A 2012 suit filed in federal district court that was supported by the Pacific Legal Foundation similarly uses the Origination Clause in Article I, Section 7 of the Constitution to challenge the Affordable Care Act’s legality. The Justice Department has moved to dismiss that challenge, arguing that the Supreme Court “has never invalidated an act of Congress” using the clause.

Hotze also argues that Obamacare violates principles of federalism by sending a “massive redistribution of wealth away from Texas.”

Although Hotze is critical of federal intrusions, his small wellness and pharmaceutical center does not seem like a typical plaintiff in a suit against the federal government. “It’s primarily a women-run business,” he told The Daily Caller, that specializes in natural and diet remedies without extensive use of pharmaceuticals.

The problem, said Hotze, is that the Affordable Care Act is forcing his small business to choose between either exorbitant per-employee penalties or exorbitant costs for health coverage the employees don’t want.

Right now Hotze and his employees rely on health savings accounts, but Obamacare would require them to move into government-approved plans with higher premiums and fewer options.

This requirement will kick in January 1, 2014, forcing Hotze’s company, Braidwood Management, either to switch its employee plan or pay penalties of $2,000 per person for every employee over a 30-employee threshold.

Braidwood is hardly alone in facing what Hotze’s lawsuit, quoting recent comments by Democratic Sen. Max Baucus, calls the Obamacare “train wreck.”

Hotze explained: “This is going to have an effect on my bottom line. I’ll have to absorb a dramatic increase in insurance costs. And there are many companies in Texas in the same position, many of which not doing as well as others in terms of profit. They’re going to have to discontinue health care for their employees because it will be cheaper to pay the $2,000 per employee.

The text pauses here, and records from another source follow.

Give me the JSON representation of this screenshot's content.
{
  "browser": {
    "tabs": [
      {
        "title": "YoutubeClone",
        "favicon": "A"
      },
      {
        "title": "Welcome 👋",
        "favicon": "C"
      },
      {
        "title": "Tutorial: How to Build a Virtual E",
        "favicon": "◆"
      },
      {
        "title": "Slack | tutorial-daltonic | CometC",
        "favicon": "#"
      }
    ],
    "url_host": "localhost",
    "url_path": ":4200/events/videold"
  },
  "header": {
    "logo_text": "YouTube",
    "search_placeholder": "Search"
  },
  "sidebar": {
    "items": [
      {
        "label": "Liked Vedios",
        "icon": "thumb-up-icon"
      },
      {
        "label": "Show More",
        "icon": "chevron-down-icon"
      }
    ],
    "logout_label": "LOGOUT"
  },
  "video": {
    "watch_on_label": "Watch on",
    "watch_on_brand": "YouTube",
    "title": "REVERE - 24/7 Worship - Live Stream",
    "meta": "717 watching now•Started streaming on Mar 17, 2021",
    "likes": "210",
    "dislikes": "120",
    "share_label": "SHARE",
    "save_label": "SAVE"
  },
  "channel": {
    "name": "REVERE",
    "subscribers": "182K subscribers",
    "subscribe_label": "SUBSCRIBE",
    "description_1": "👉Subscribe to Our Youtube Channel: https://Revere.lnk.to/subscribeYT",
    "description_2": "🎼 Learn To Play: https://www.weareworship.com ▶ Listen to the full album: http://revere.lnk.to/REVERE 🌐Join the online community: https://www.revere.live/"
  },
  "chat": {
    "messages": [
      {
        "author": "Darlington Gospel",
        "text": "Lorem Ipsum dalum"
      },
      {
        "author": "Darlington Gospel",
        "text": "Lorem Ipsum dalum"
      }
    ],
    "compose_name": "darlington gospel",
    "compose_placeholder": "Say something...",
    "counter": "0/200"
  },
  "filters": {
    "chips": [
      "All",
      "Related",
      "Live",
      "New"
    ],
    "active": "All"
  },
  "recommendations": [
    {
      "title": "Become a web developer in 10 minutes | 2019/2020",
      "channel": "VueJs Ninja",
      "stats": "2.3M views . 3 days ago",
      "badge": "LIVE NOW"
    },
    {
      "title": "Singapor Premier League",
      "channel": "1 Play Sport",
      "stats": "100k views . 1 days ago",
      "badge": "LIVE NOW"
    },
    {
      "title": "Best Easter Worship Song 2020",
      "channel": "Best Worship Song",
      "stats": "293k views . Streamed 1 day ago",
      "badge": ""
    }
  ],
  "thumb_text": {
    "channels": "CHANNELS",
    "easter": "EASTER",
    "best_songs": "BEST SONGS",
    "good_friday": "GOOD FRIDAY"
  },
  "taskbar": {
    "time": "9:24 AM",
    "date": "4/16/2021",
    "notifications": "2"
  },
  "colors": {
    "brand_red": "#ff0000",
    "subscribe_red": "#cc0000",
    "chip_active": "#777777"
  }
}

“So the employees will now have to go out and get insurance,” Hotze continued. “And the price of private insurance is doubling. Many individuals will just say it’s cheaper to pay the penalty. You’re going to see a drop in the number of people who have health coverage. So it’s upside down, despite the claims of Obama and the liberal Democrats that this was going to bring down costs and get more people covered.”

The suit names Secretary of Health & Human Services Kathleen Sebelius and Treasury Secretary Jacob J. Lew as defendants.

Hotze’s is not the only suit in which small businesses owners are challenging the Affordable Care Act. Last week, a group of businesses in six states filed a suit supported by the Competitive Enterprise Institute, arguing that the Internal Revenue Service is illegally implementing Obamacare in states that have opted not to establish state-run insurance exchanges.

Timothy Sandefur, who is arguing the Pacific Legal Foundation’s case Sissel v. Department of Health and Human Services, told The Daily Caller that this proliferation of Obamacare lawsuits is a positive development.

The Origination Clause challenge, which Hotze’s case shares with the Sissel lawsuit, is not as much of an outside chance as the government claims, Sandefur said.

“The Supreme Court had also never struck down a law under the spending clause until it did so last June in [striking down a part of] Obamacare,” he told TheDC. “And the federal government has also never before passed a law forcing all Americans to buy a specific private product. So we’re in a lot of areas we’ve never been in before. The Supreme Court has made clear that it will enforce the Origination Clause.”

On the other hand, the Fifth Amendment Takings Clause argument “seems like a bit of a stretch to me,” Sandefur said. “This court has shown that it is not prepared to enforce property rights with regard to seizing private homes and giving them to private developers [in the 2005 Kelo v. New London decision].”

Sandefur was more optimistic on the suit’s federalism claims. “There’s a lot to be said for the federalism implications of Obamacare,” he said. “This law clearly intrudes the federal government into realms that were formerly reserved to the states. The more the federal government grows and takes tax money from citizens, the more it will be taking money away from states.”